La mayor nave jamás construida transforma el océano en una refinería flotante a -162 °C
El gas producido en los yacimientos submarinos llega a la unidad a través de sistemas convencionales de producción offshore. Una vez en la FLNG, el material se somete a procesos de separación y purificación antes de ser enfriado a aproximadamente -162 °C, temperatura a la que se licua.
Este procedimiento reduce su volumen unas 600 veces, facilitando su transporte por buques metaneros a terminales internacionales. De este modo, se elimina la dependencia de extensos ductos submarinos y costosas plantas en tierra, acortando la distancia entre extracción y envío.
El modelo FLNG implica concentrar etapas que tradicionalmente se repartían entre mar y tierra. Esta integración, si bien eficiente, eleva la complejidad operativa: producción, procesamiento, almacenamiento y carga deben coexistir bajo estrictos protocolos de seguridad industrial. Los tanques criogénicos, los sistemas de control de presión y los procedimientos de manejo de vapores son esenciales para mantener el GNL estable en medio de las inclemencias marinas.
A diferencia de los proyectos convencionales, donde la logística depende de infraestructura costera y tuberías, la Preludio FLNG permite operar en yacimientos remotos, transfiriendo directamente la carga a los buques metaneros. Esta autonomía abre posibilidades estratégicas para mercados globales, acercando la energía a regiones sin conexión a gasoductos.
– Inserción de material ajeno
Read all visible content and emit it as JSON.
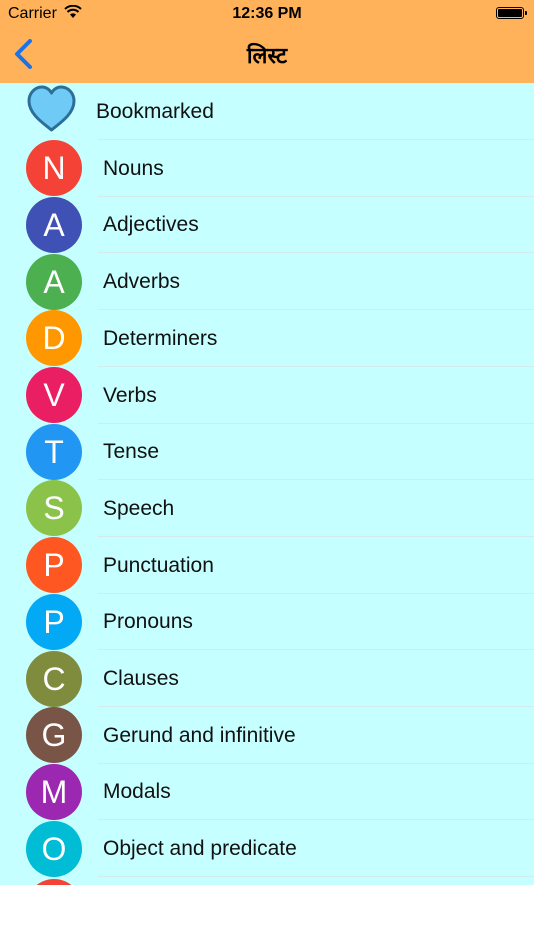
{
  "status_bar": {
    "carrier": "Carrier",
    "time": "12:36 PM"
  },
  "nav": {
    "title": "लिस्ट",
    "back_icon": "chevron-left-icon"
  },
  "bookmark": {
    "label": "Bookmarked",
    "icon": "heart-icon",
    "color": "#6fcaf5"
  },
  "items": [
    {
      "letter": "N",
      "label": "Nouns",
      "color": "#f44336"
    },
    {
      "letter": "A",
      "label": "Adjectives",
      "color": "#3f51b5"
    },
    {
      "letter": "A",
      "label": "Adverbs",
      "color": "#4caf50"
    },
    {
      "letter": "D",
      "label": "Determiners",
      "color": "#ff9800"
    },
    {
      "letter": "V",
      "label": "Verbs",
      "color": "#e91e63"
    },
    {
      "letter": "T",
      "label": "Tense",
      "color": "#2196f3"
    },
    {
      "letter": "S",
      "label": "Speech",
      "color": "#8bc34a"
    },
    {
      "letter": "P",
      "label": "Punctuation",
      "color": "#ff5722"
    },
    {
      "letter": "P",
      "label": "Pronouns",
      "color": "#03a9f4"
    },
    {
      "letter": "C",
      "label": "Clauses",
      "color": "#7f8c3d"
    },
    {
      "letter": "G",
      "label": "Gerund and infinitive",
      "color": "#795548"
    },
    {
      "letter": "M",
      "label": "Modals",
      "color": "#9c27b0"
    },
    {
      "letter": "O",
      "label": "Object and predicate",
      "color": "#00bcd4"
    }
  ],
  "partial_item_color": "#f44336"
}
La unidad también exige un alto nivel de especialización: personal capacitado en seguridad, mantenimiento, operaciones y respuesta a emergencias debe convivir durante semanas en turnos prolongados en alta mar. La magnitud de la estructura, combinada con su capacidad de procesamiento y almacenamiento, la sitúa como un referente mundial de ingeniería offshore, redefiniendo los límites de lo que una plataforma flotante puede alcanzar.